Fatal crash of Tesla Model S in autopilot mode leads to investigation by federal officials
Federal regulators opened a preliminary probe into the autopilot feature on a Tesla Model S electric car after a fatal crash involving the technology, Tesla said Thursday.
The fatality – thought to be the first in the auto industry related to an autopilot feature – sparked questions about the limitations of the technology and its place in what is seen as an inevitable march toward self-driving vehicles. It followed other recent incidents in which drivers reported collisions while using such technology.
The male driver died in a May 7 crash in Williston, Fla., when a big rig made a left turn in front of his Tesla.
In a blog post, Tesla Motors Inc. said the 2015 car passed under the trailer, with the bottom of the trailer hitting the Model S’ windshield.
“Neither autopilot nor the driver noticed the white side of the tractor-trailer against a brightly lit sky, so the brake was not applied,” Tesla said.
Tesla said it immediately reported the fatal crash to the National Highway Traffic Safety Administration. The automaker emphasized that its autopilot feature is still in a beta phase of introduction and has limitations.
The need to maintain control became clear to Aaron Souppouris when he test-drove a Model S in April. Souppouris, a senior editor at the blog Engadget, said Tesla loaned him the car for an article about the autopilot feature and he drove it about 500 miles around England.

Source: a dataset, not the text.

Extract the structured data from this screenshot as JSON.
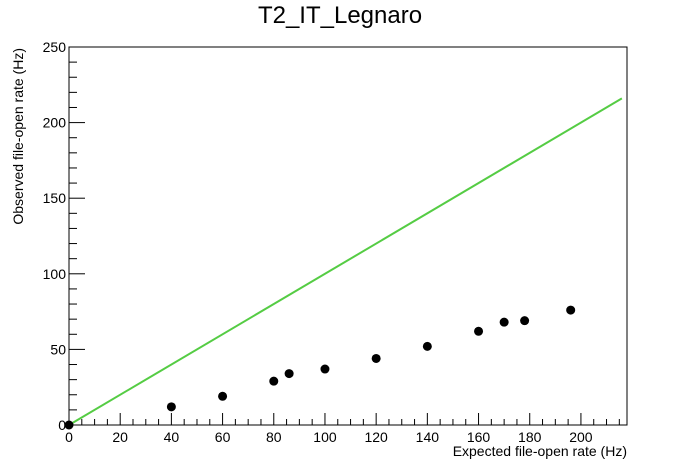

There were times at night, he said, when the car went back and forth within a lane and seemed “skittish,” he said.
Once on autopilot, the car tried to change lanes but then reverted back suddenly, and another time it disengaged the autopilot mode in the middle of a lane switch, Souppouris said. The car did better during the day than at night, he said.
I should probably do the smart thing and hold off until we see how things shake out, but I'm going to make a prediction:
This is not going to be that big of a deal.
According to the standard narrative this should be huge; the story has always been one of yet another good-to-go transformative technology kept out of our hands by lawyers and bureaucrats. One of the recurring comments in the reporting was that the first time a self-driving car was involved in a serious accident the result would be a litigious nightmare.
The truth is that the main reason we don't have fully autonomous cars is that parts of the technology have been remarkably hard to crack. Furthermore, the potential economic and environmental impact of driverless cars (level 4 or 5 depending on which scale you prefer) has been overstated, while far-less-hyped semi-autonomous features like adaptive cruise control and automatic braking are already revolutionizing auto safety.
There may be a lawsuit or some regulatory tightening after this, but these things will probably be minor factors (I'd worry more about the PR hit). The main problem facing Tesla is still the inability to turn a profit, and no amount of business-friendly policies will save a company that can't manage that.